Though the task force is a long way from issuing its final report and its plan for providing Californians with information that could enrich the quality of their lives, it has already had an impact on the rest of the country.
Other States Get in the Act
According to the group's associate director, Ruta Aldridge (who is not one of the official 25 members), government representatives from eight other states have requested information on how self-esteem task forces can be implemented in their states.
And since the task force started meeting in March, it appears that similar commissions may soon be cropping up at the local level throughout California. Larry Naake, executive director of the County Supervisors Assn. of California, is encouraging the establishment of self-esteem task forces in each of the state's 58 counties. To assist that effort, Vasconcellos and other legislators have sponsored a new resolution calling for a task force to be set up in every county.
Getting on the Bandwagon
Even authors are jumping on the self-esteem bandwagon, with book titles that suggest self-esteem has become a bona fide buzzword of the late 1980s. Feminist Gloria Steinem recently announced that the title of her upcoming book will be "The Bedside Book of Self-Esteem." And actress Elizabeth Taylor is reportedly working on a book titled, "Elizabeth Taylor Takes Off on Weight Gain, Weight Loss, Self-Image and Self-Esteem."
In the meantime, increasing numbers of corporations are bringing in self-esteem experts to boost the productivity of their workers, adding further validation to the concept.
Vasconcellos, a Santa Clara Democrat who serves as chairman of the Assembly's powerful Ways and Means Committee, credits much of the group's impact and visibility to what some initially saw as an attack: a series of Doonesbury cartoon strips satirizing the task force.

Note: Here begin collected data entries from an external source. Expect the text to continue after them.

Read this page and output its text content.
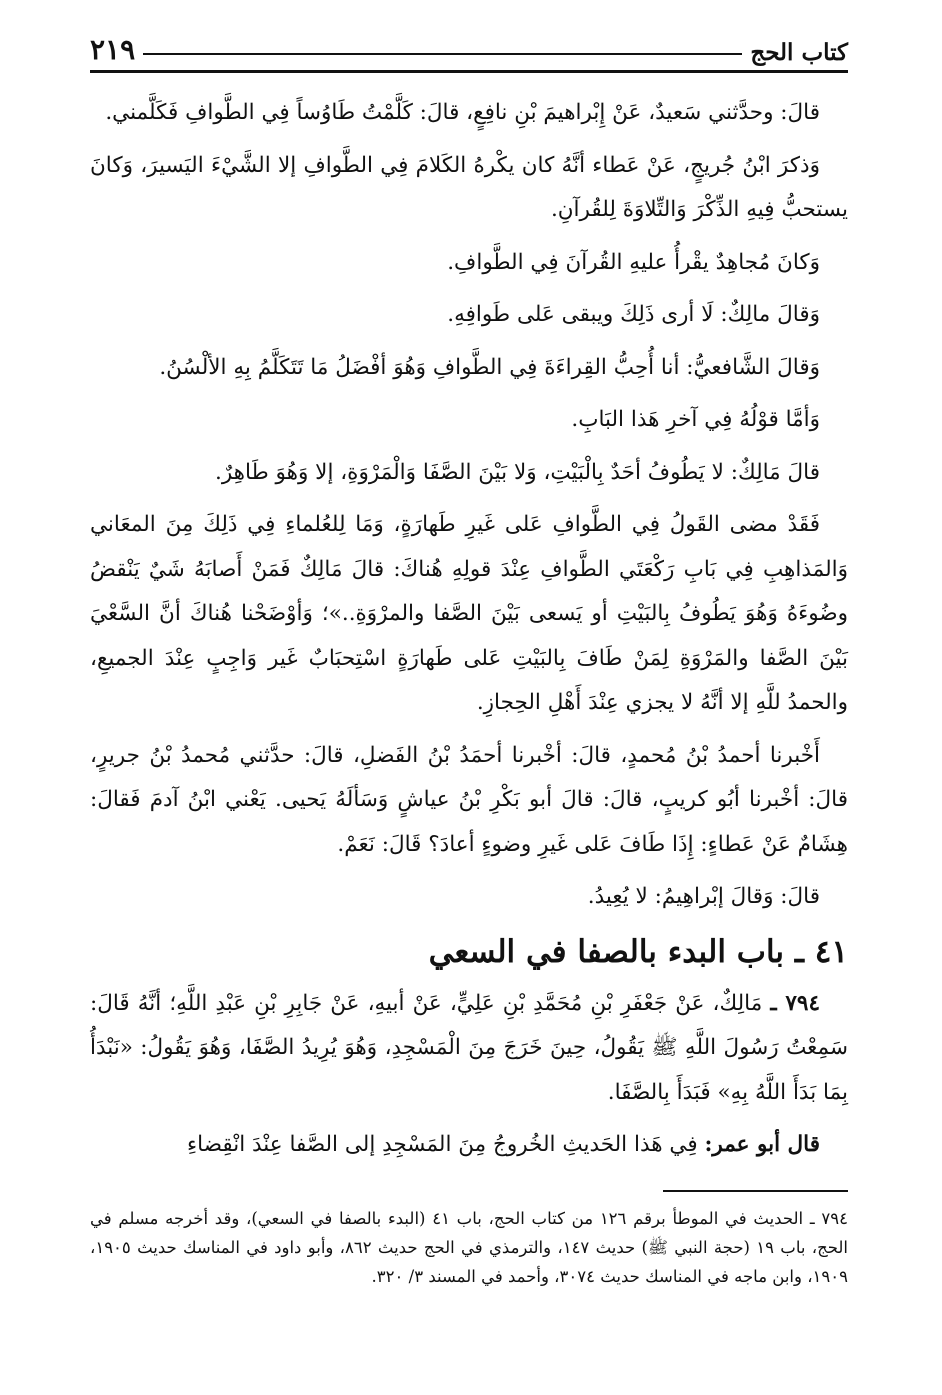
كتاب الحج
٢١٩

قالَ: وحدَّثني سَعيدٌ، عَنْ إِبْراهيمَ بْنِ نافِعٍ، قالَ: كَلَّمْتُ طَاوُساً فِي الطَّوافِ فَكَلَّمني.

وَذكرَ ابْنُ جُريجٍ، عَنْ عَطاء أنَّهُ كان يكْرهُ الكَلامَ فِي الطَّوافِ إلا الشَّيْءَ اليَسيرَ، وَكانَ يستحبُّ فِيهِ الذِّكْرَ وَالتِّلاوَةَ لِلقُرآنِ.

وَكانَ مُجاهِدٌ يقْرأُ عليهِ القُرآنَ فِي الطَّوافِ.

وَقالَ مالِكٌ: لَا أرى ذَلِكَ ويبقى عَلى طَوافِهِ.

وَقالَ الشَّافعيُّ: أنا أُحِبُّ القِراءَةَ فِي الطَّوافِ وَهُوَ أفْضَلُ مَا تَتَكَلَّمُ بِهِ الألْسُنُ.

وَأمَّا قوْلُهُ فِي آخرِ هَذا البَابِ.

قالَ مَالِكٌ: لا يَطُوفُ أحَدٌ بِالْبَيْتِ، وَلا بَيْنَ الصَّفَا وَالْمَرْوَةِ، إلا وَهُوَ طَاهِرٌ.

فَقَدْ مضى القَولُ فِي الطَّوافِ عَلى غَيرِ طَهارَةٍ، وَمَا لِلعُلماءِ فِي ذَلِكَ مِنَ المعَاني وَالمَذاهِبِ فِي بَابِ رَكْعَتَي الطَّوافِ عِنْدَ قولِهِ هُناكَ: قالَ مَالِكٌ فَمَنْ أَصابَهُ شَيٌ يَنْقضُ وضُوءَهُ وَهُوَ يَطُوفُ بِالبَيْتِ أو يَسعى بَيْنَ الصَّفا والمرْوَةِ..»؛ وَأوْضَحْنا هُناكَ أنَّ السَّعْيَ بَيْنَ الصَّفا والمَرْوَةِ لِمَنْ طَافَ بِالبَيْتِ عَلى طَهارَةٍ اسْتِحبَابٌ غَير وَاجِبٍ عِنْدَ الجميعِ، والحمدُ للَّهِ إلا أنَّهُ لا يجزي عِنْدَ أَهْلِ الحِجازِ.

أَخْبرنا أحمدُ بْنُ مُحمدٍ، قالَ: أخْبرنا أحمَدُ بْنُ الفَضلِ، قالَ: حدَّثني مُحمدُ بْنُ جريرٍ، قالَ: أخْبرنا أبُو كريبٍ، قالَ: قالَ أبو بَكْرِ بْنُ عياشٍ وَسَألَهُ يَحيى. يَعْني ابْنُ آدمَ فَقالَ: هِشَامٌ عَنْ عَطاءٍ: إِذَا طَافَ عَلى غَيرِ وضوءٍ أعادَ؟ قَالَ: نَعَمْ.

قالَ: وَقالَ إبْراهِيمُ: لا يُعِيدُ.

٤١ ـ باب البدء بالصفا في السعي

٧٩٤ ـ مَالِكٌ، عَنْ جَعْفَرِ بْنِ مُحَمَّدِ بْنِ عَلِيٍّ، عَنْ أبيهِ، عَنْ جَابِرِ بْنِ عَبْدِ اللَّهِ؛ أنَّهُ قَالَ: سَمِعْتُ رَسُولَ اللَّهِ ﷺ يَقُولُ، حِينَ خَرَجَ مِنَ الْمَسْجِدِ، وَهُوَ يُرِيدُ الصَّفَا، وَهُوَ يَقُولُ: «نَبْدَأُ بِمَا بَدَأَ اللَّهُ بِهِ» فَبَدَأَ بِالصَّفَا.

قال أبو عمر: فِي هَذا الحَديثِ الخُروجُ مِنَ المَسْجِدِ إلى الصَّفا عِنْدَ انْقِضاءِ

٧٩٤ ـ الحديث في الموطأ برقم ١٢٦ من كتاب الحج، باب ٤١ (البدء بالصفا في السعي)، وقد أخرجه مسلم في الحج، باب ١٩ (حجة النبي ﷺ) حديث ١٤٧، والترمذي في الحج حديث ٨٦٢، وأبو داود في المناسك حديث ١٩٠٥، ١٩٠٩، وابن ماجه في المناسك حديث ٣٠٧٤، وأحمد في المسند ٣/ ٣٢٠.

But Vasconcellos turned out to be delighted that cartoonist Garry Trudeau appointed Barbara Ann "Boopsie" Boopstein to be one of his esteemed group's members. He points out that the task force might have labored for three years, released its report, made its recommendations and perhaps even have implemented some programs without raising the consciousness of the country on the subject of self-esteem as much as Doonesbury did.
As Dr. Emmett Miller, a task-force member and psychophysiological medicine specialist, commented, "If there's ever been someone who recognizes the incredible importance of what we're doing, it's Garry Trudeau. I see his cartoons as saying (to the task force), 'You've got a lot to live up to.' "
Why are self-esteem and a task force to study it suddenly important enough to warrant being satirized in the nation's comic pages?
Link to Social Problems
The underlying premise, which has been argued by countless social researchers, is that low self-esteem is at the root of virtually every social problem: chronic drug and alcohol abuse, crime and violence, welfare dependency, teen-age pregnancy and more.
Critics have questioned if it is the government's job to study and possibly validate that research. They argue that, no matter what the social scientists say, it is not the duty of the state to devise ways to promote the personal self-esteem of its residents.
Vasconcellos and task-force members are quick to respond that government has essentially been forced to be concerned with these issues, because government pays for the results of a society that doesn't have much respect for itself.